In a gorgeous monologue, the narrator describes her evening walk by “taxidermied models of real houses,” transformed “like the museum of something.” You employ “this” to begin many phrases here: “This is a window pane,” or “This is the white paint.” Can you speak to the effect of pointing to things, leading to the narrator’s “feeling of terror”?
Things carry so much life. They emanate all their history—where they’ve been, who they’ve been with, the historical conditions in which they were created and through which they have survived. We don’t think so much about that unless the thing is in the museum, this sacred space that makes it untouchable. But the whole world is full of things just like that, and when you think about the weight of all the lives and stories carried in these things surrounding you, it’s overwhelming. The museum is curated, it’s neat, it’s safe. I wanted to show that juxtaposition—what if you saw the world like a museum, everything a perfect specimen, an ideal example, a chapter written into the story? But the real world is unpredictable, messy, overcrowded—and that can sometimes be terrifying.

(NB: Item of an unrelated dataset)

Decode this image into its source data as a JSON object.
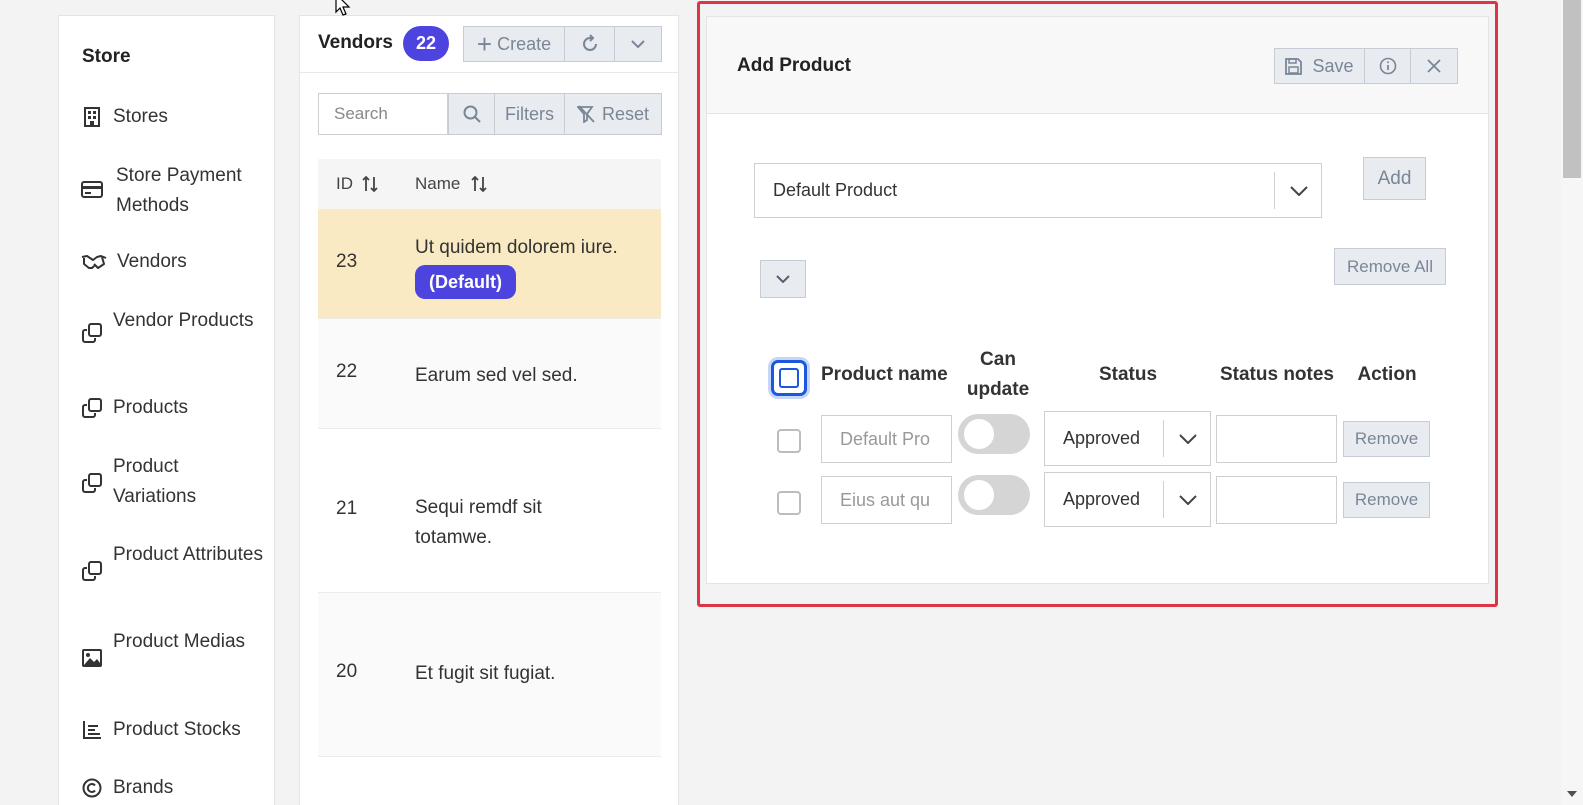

The narrator’s goal is to ruin her life, by “trying to pay more attention to what feels good.” Simultaneously, she wakes crying, “… the way people cry when they have a revelation.” Her awakening on the page is both pleasurable and shattering. What is ruined, then, in the end?
I think this stemmed from the basic idea that what feels good to you may not feel good to all the people around you. In certain cases what you want to do may cause others pain, but not doing it will cause you pain. How do you square that? Whose pleasure matters more?
One last fun question: Are there any museum exhibits that have influenced your work?
Oh, tons! I love museums and I love the history of museums. What a fascinating idea to get objects together in a particular place in a particular way to tell a particular story. The knowledge and narratives that come from the museum are not given: they are constructed. It’s a space of ordering, dictating, telling. But how we tell says so much about us. It’s one of the few places where you can see into the machine, watch the gears of history—making happen.
Here’s an exhibit—I saw The Melancholy Museum created by the artist Mark Dion at Stanford last year. It’s a giant cabinet of curiosities that tells the story of the Stanford family and the death of their son through personal objects in the museum’s archives. Each drawer has a set of objects that are carefully juxtaposed, and you get to open them one by one. They’re so evocative. I think I just love how powerful a story can be told through things. It makes me wonder if we even need words.